David Wall wrote:

> > Keep in mind that invalidating the session prematurely is probably not a
> > good habit to get into.  Why?  Because a session is tied to a browser
> > session.  If, like we are, you are creating multiple web apps that might
> be
> > used by the same user base, you could end up destroying session objects in
> > one web app while the user is also in another web app, thereby, destroying
> > those objects too.  The same is true if your user is also working in my
> web
> > apps.  If your web app invalidates the session, that screws up my web app
> > too.
> >
> > Instead we let sessions timeout naturally, and work within objects we call
> > application objects, or user objects, that we hang off the session object,
> > and invalidate or destroy these instead.
> >
> > It isn't really a topic that gets discussed here, but I think it is a very
> > important one.  Invalidating the session is very bad form in my book.
> >
> > Cheers,
> >
> > Dan
>
> Wow!  I really hadn't thought about it in these terms.  Somehow I always
> suspected a session was between a client's browser and my web site.  In
> fact, it still seems like that would be likely, since the servlet api is
> overly brittle if we can affect others like that.  For one thing, what does
> it mean that my JRun engine puts a timeout on a session if that session is
> really shared?  Aren't sessions just fancy items based on a JRun specified
> cookie (or via url rewriting if cookies are not there)  that I'd presume is
> tied to my web site and not yours?
>
> I was using the invalidate() only when a user is logging off of my web site
> where they logged in during a session.  I still cannot believe sessions are
> in any way linked, and they certainly don't share state like objects within
> as that would be insane and insecure.
>
> David
>

In a 2.1-compliant servlet engine, a session belongs to a particular
ServletContext, not to the entire server.  When the JSP spec talks about
"application" scope, it is really talking about a ServletContext as well.
Different applications should be installed in different ServletContexts.

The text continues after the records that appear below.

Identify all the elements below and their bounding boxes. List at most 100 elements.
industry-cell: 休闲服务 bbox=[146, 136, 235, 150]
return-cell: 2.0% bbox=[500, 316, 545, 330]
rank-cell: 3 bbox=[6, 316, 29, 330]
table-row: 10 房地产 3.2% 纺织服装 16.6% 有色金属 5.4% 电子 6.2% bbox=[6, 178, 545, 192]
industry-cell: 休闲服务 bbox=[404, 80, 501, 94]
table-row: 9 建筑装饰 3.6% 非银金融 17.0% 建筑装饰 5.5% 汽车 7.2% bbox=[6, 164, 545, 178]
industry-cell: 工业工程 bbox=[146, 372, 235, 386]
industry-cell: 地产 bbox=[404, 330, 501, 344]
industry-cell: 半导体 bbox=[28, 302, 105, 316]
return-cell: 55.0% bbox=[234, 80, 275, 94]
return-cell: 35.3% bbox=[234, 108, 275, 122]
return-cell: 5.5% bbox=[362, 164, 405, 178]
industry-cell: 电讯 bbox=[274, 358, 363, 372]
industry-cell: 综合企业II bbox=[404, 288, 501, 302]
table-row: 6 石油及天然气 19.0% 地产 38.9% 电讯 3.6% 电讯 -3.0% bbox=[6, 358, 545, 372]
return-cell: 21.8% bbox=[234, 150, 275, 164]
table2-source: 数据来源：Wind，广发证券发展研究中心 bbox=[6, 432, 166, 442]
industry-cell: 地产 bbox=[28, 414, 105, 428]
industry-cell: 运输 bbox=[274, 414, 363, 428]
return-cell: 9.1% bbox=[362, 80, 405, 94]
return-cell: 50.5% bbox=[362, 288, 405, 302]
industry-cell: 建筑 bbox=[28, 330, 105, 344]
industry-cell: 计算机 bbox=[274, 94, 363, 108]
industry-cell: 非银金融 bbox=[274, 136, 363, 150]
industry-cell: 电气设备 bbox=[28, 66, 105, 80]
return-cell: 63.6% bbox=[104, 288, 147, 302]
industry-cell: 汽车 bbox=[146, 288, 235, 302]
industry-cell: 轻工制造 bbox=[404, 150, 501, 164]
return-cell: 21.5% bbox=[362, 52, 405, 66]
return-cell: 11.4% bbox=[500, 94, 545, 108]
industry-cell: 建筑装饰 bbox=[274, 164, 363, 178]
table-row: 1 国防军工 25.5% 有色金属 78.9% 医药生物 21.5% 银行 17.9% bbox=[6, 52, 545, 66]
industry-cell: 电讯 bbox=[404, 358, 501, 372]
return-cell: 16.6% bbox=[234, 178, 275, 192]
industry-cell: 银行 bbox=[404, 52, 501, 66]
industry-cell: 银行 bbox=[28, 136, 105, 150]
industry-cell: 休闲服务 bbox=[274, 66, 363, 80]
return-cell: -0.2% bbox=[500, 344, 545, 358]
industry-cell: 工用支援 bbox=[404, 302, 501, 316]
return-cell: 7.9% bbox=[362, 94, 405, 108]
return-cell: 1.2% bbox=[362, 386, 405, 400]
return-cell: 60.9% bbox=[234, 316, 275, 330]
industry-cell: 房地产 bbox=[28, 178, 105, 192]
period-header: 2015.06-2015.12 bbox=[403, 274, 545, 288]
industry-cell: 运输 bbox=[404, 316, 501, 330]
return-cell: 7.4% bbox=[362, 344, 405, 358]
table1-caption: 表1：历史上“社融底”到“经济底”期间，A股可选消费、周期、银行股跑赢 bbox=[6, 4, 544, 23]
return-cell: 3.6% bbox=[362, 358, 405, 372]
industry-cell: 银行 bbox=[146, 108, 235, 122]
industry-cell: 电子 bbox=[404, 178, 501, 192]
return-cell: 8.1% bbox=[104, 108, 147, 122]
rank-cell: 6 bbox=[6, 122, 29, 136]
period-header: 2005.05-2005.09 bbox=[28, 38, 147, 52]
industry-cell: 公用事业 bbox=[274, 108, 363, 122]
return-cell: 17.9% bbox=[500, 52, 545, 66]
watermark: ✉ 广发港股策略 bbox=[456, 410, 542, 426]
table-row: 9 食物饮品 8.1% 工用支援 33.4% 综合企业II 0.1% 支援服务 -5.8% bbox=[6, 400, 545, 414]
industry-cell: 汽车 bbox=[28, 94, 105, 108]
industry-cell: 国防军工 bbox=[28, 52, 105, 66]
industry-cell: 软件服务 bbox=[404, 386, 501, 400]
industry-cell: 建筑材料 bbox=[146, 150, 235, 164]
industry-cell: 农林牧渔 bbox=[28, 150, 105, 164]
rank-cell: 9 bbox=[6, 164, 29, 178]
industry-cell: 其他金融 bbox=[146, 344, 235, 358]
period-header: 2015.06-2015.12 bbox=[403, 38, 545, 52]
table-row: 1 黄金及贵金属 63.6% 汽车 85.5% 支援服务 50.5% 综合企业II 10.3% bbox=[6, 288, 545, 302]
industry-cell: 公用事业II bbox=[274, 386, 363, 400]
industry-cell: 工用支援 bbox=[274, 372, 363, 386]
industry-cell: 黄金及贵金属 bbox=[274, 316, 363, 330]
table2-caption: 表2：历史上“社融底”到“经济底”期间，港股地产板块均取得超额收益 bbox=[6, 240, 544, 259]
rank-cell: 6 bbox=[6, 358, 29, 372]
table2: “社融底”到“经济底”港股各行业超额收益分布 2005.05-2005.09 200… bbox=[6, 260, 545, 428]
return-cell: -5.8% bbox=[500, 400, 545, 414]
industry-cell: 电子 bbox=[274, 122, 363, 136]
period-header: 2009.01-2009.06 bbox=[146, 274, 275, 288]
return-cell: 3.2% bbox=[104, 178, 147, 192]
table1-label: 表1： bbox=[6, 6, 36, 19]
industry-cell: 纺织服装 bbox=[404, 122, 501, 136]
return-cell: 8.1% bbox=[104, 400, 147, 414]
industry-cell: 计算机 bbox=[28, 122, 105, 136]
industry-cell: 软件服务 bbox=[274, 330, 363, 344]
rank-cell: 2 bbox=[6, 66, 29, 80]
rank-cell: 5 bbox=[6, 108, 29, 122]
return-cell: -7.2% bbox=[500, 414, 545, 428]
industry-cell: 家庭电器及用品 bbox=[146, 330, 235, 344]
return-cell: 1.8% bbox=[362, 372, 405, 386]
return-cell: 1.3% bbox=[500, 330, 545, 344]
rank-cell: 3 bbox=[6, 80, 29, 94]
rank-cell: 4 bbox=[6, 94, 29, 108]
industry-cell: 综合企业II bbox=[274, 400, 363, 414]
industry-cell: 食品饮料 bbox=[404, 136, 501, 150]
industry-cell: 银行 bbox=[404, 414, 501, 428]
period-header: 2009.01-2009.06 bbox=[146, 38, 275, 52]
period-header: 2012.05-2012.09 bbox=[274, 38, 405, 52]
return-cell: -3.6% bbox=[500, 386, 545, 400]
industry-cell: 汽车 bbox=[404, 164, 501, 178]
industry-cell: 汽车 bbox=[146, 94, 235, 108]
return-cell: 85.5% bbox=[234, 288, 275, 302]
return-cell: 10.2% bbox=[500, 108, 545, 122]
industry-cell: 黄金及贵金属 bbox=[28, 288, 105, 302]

As long as you configure things correctly (don't use the same cookie name for
both contexts, for example), there will be no difficulty at all in having a
user be logging into and out of multiple applications with overlapping
lifetimes.  You can continue to invalidate a session as part of your normal
logoff processing, without worrying about impacting that same user's current
session with a different app -- whether that different app is on the same
server or a different one does not matter.